🤖 AI Summary
This paper addresses the challenge of dynamically modeling safety-efficiency-functionality trade-offs in multi-objective large language model (LLM) interactions. Methodologically, it introduces the first stochastic differential equation (SDE)-based dynamic analysis framework: the drift term captures cooperative target evolution, the diffusion term explicitly models the intrinsic stochasticity of LLM responses, and a learnable interference matrix quantifies systemic competition among objectives. Its key contribution lies in formulating multi-objective LLM optimization as a noisy continuous-time dynamical system, enabling interpretable modeling and prediction of interference mechanisms. Empirical evaluation on a 400-iteration code generation task demonstrates a convergence rate range of 0.33–1.29 and achieves an R² of 0.74 for balanced strategy prediction—substantially outperforming conventional discrete optimization paradigms.
📝 Abstract
We introduce a general stochastic differential equation framework for modelling multiobjective optimization dynamics in iterative Large Language Model (LLM) interactions.
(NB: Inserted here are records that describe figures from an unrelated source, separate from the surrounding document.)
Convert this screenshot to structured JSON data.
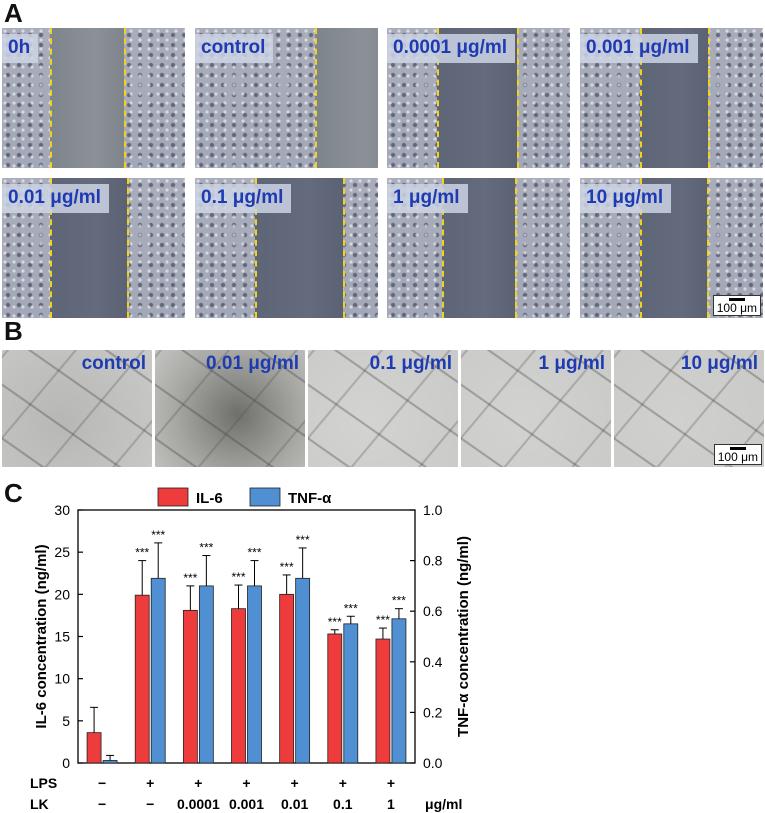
{
  "panels": {
    "a": "A",
    "b": "B",
    "c": "C"
  },
  "migration": {
    "labels": [
      "0h",
      "control",
      "0.0001 μg/ml",
      "0.001 μg/ml",
      "0.01 μg/ml",
      "0.1 μg/ml",
      "1 μg/ml",
      "10 μg/ml"
    ],
    "scale_bar": "100 μm"
  },
  "tube_formation": {
    "labels": [
      "control",
      "0.01 μg/ml",
      "0.1 μg/ml",
      "1 μg/ml",
      "10 μg/ml"
    ],
    "scale_bar": "100 μm"
  },
  "chart_data": {
    "type": "bar",
    "legend": [
      "IL-6",
      "TNF-α"
    ],
    "ylabel_left": "IL-6 concentration (ng/ml)",
    "ylabel_right": "TNF-α concentration (ng/ml)",
    "ylim_left": [
      0,
      30
    ],
    "ylim_right": [
      0,
      1.0
    ],
    "yticks_left": [
      "0",
      "5",
      "10",
      "15",
      "20",
      "25",
      "30"
    ],
    "yticks_right": [
      "0.0",
      "0.2",
      "0.4",
      "0.6",
      "0.8",
      "1.0"
    ],
    "row_labels": [
      "LPS",
      "LK"
    ],
    "lps": [
      "−",
      "+",
      "+",
      "+",
      "+",
      "+",
      "+"
    ],
    "lk": [
      "−",
      "−",
      "0.0001",
      "0.001",
      "0.01",
      "0.1",
      "1"
    ],
    "unit": "μg/ml",
    "series": [
      {
        "name": "IL-6",
        "axis": "left",
        "color": "#ee3b3b",
        "values": [
          3.6,
          19.9,
          18.1,
          18.3,
          20.0,
          15.3,
          14.7
        ],
        "errors": [
          3.0,
          4.1,
          2.9,
          2.8,
          2.3,
          0.5,
          1.3
        ],
        "significance": [
          "",
          "***",
          "***",
          "***",
          "***",
          "***",
          "***"
        ]
      },
      {
        "name": "TNF-α",
        "axis": "right",
        "color": "#4f8fd2",
        "values": [
          0.01,
          0.73,
          0.7,
          0.7,
          0.73,
          0.55,
          0.57
        ],
        "errors": [
          0.02,
          0.14,
          0.12,
          0.1,
          0.12,
          0.03,
          0.04
        ],
        "significance": [
          "",
          "***",
          "***",
          "***",
          "***",
          "***",
          "***"
        ]
      }
    ]
  },
  "colors": {
    "label_blue": "#1f3bb3",
    "marker_yellow": "#f2d21a"
  }
}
Our framework captures the inherent stochasticity of LLM responses through explicit diffusion terms and reveals systematic interference patterns between competing objectives via an interference matrix formulation. We validate our theoretical framework using iterative code generation as a proof-of-concept application, analyzing 400 sessions across security, efficiency, and functionality objectives. Our results demonstrate strategy-dependent convergence behaviors with rates ranging from 0.33 to 1.29, and predictive accuracy achieving R2 = 0.74 for balanced approaches. This work proposes the feasibility of dynamical systems analysis for multi-objective LLM interactions, with code generation serving as an initial validation domain.